Hiring in a recession

Hiring new staff in a recession always creates concern for businesses.  After all, wages and salaries are generally the single largest overhead a business has to cover, and staff cuts are one of the quickest and most effective ways to rapidly reduce costs and therefore improve profit/loss statements.  The downside, however, is that reductions in staff need to be made in areas that genuinely do not significantly harm core productivity (an issue that always generates debate).  By core productivity I refer to those aspects of the business that generate revenue and margins far greater than others and, just as importantly, are critical to maintain for the brand and the strategic direction of the enterprise.  After all, the economy will recover and we need to be positioned to take advantage of the business opportunities that arise when it does.

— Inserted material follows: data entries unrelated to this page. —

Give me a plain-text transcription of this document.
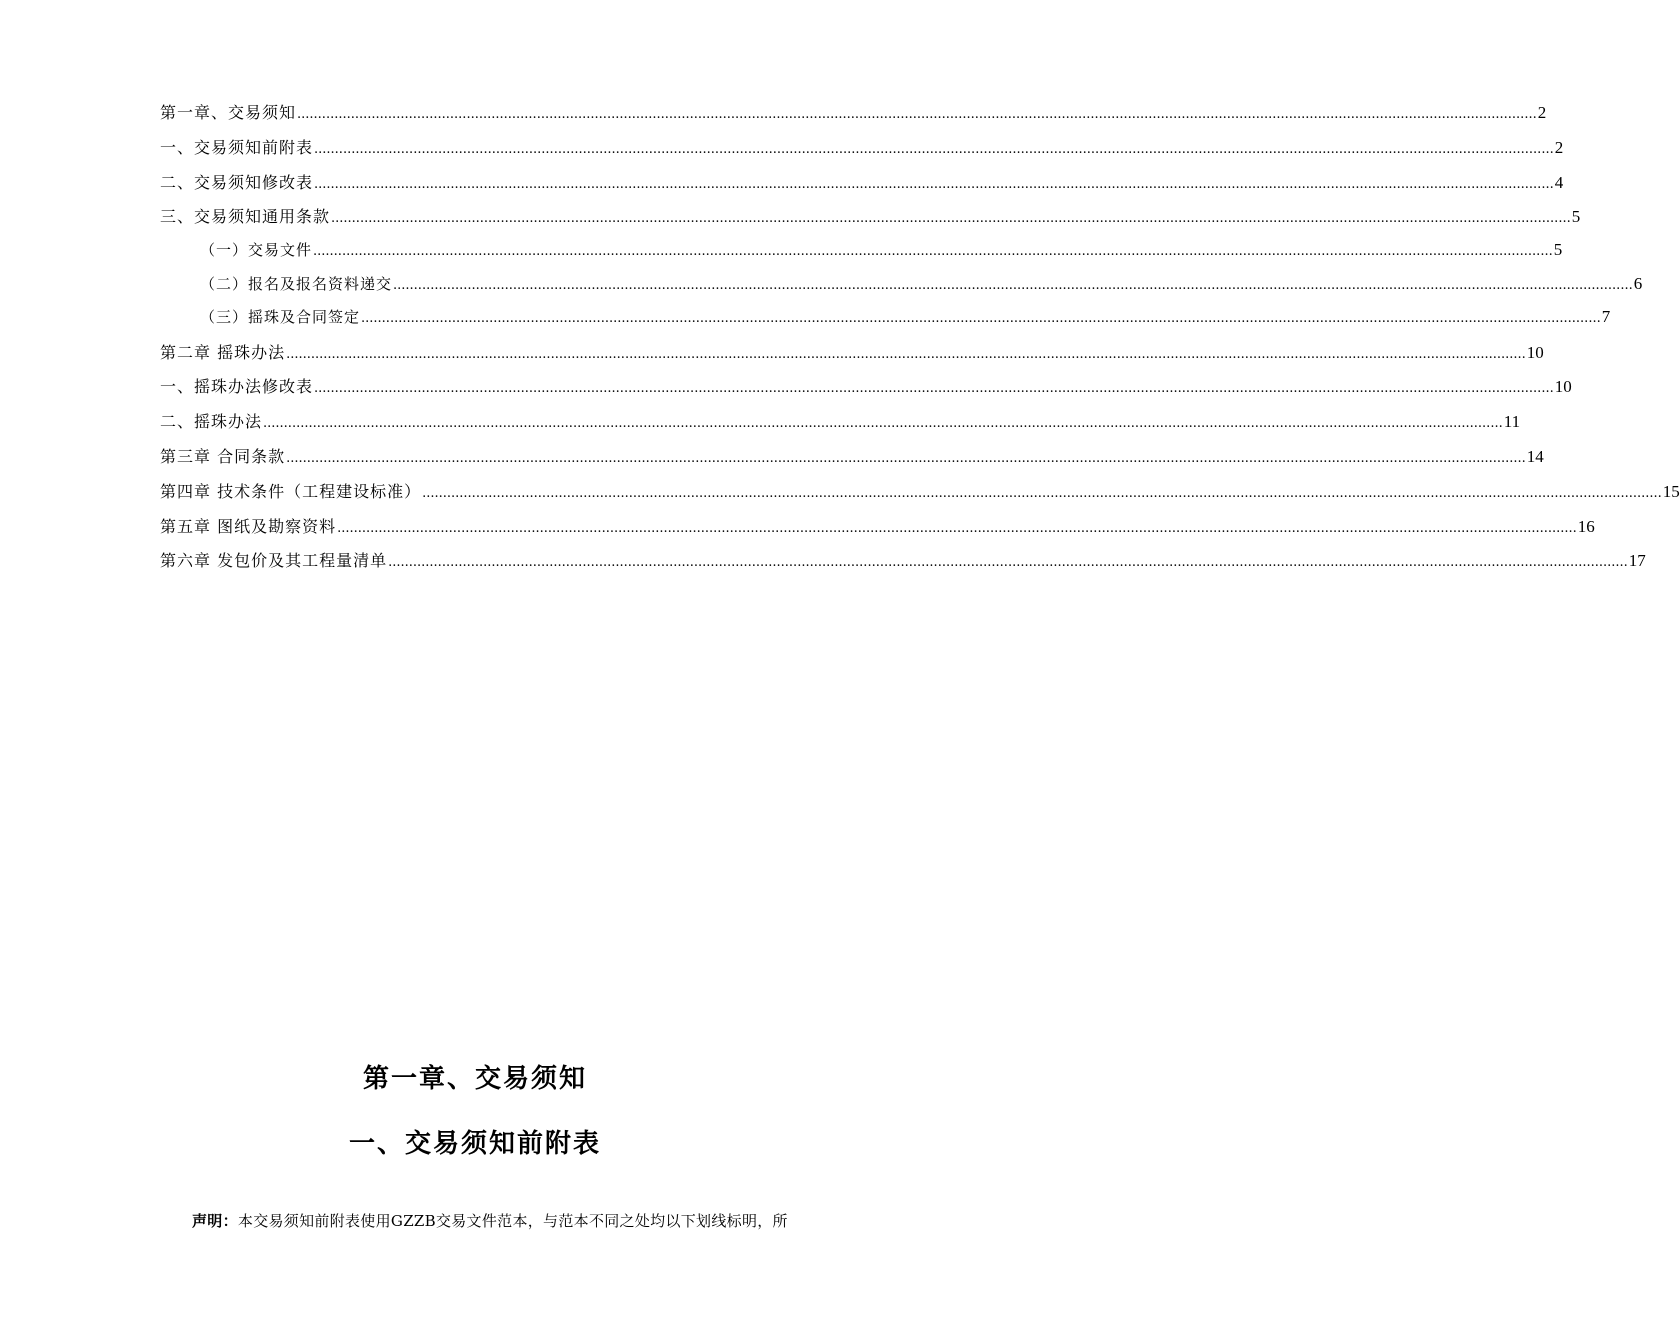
第一章、交易须知 ............................................................................................................................................................................................................................................................................................................ 2
一、交易须知前附表 ............................................................................................................................................................................................................................................................................................................ 2
二、交易须知修改表 ............................................................................................................................................................................................................................................................................................................ 4
三、交易须知通用条款 ............................................................................................................................................................................................................................................................................................................ 5
（一）交易文件 ............................................................................................................................................................................................................................................................................................................ 5
（二）报名及报名资料递交 ............................................................................................................................................................................................................................................................................................................ 6
（三）摇珠及合同签定 ............................................................................................................................................................................................................................................................................................................ 7
第二章 摇珠办法 ............................................................................................................................................................................................................................................................................................................ 10
一、摇珠办法修改表 ............................................................................................................................................................................................................................................................................................................ 10
二、摇珠办法 ............................................................................................................................................................................................................................................................................................................ 11
第三章 合同条款 ............................................................................................................................................................................................................................................................................................................ 14
第四章 技术条件（工程建设标准） ............................................................................................................................................................................................................................................................................................................ 15
第五章 图纸及勘察资料 ............................................................................................................................................................................................................................................................................................................ 16
第六章 发包价及其工程量清单 ............................................................................................................................................................................................................................................................................................................ 17
第一章、交易须知
一、交易须知前附表
声明：本交易须知前附表使用GZZB交易文件范本，与范本不同之处均以下划线标明，所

This then is the key challenge of hiring during a recession - confidence.  Specifically confidence in future revenue streams to cover the cost of the new employee and confidence that the new employee will create value.  I recently came across a company that hired based upon an ad hoc approach.  In other words "I like the look of you, we need someone, how would you like to come and work for us?"  The benefit?  Rapid decision-making and appointment, and inherent flexibility.  The downside?  Lack of consistency in hiring practice, lack of communication within the company, lack of adherence to a longer term plan, lack of structured induction ... in other words a whole host of potential compatibility and expectation issues.  These are easy to gloss over in good times but reveal themselves in bad times.

An important part of successful hiring during a recession is planning and homework.  These are always important but moreso when the cost of getting the wrong person is so much greater, and yet the benefit of getting a gem is so much greater as well.  A key aspects of surviving a downturn is the quality of people you have on board.  Hiring in 2009?  Remember some cardinal questions to ask:  Where is the business and team heading this year, and what sort of person (values, outlook, skills and knowledge) fits that vision?  What drivers and motivations are we looking for from new team members?  How will we integrate new people into the team (induction)?  How will this person add value beyond our normal expectations of new hires (revenue, skills, personality, communication style etc)?  Are we hiring based upon hope of what the economy will do, or confidence that our company - its systems and people - are in control of the key points of leverage that determine our success or failure?  Make sure it is good people and good systems that get you through hard times, not luck or reliance or government policy.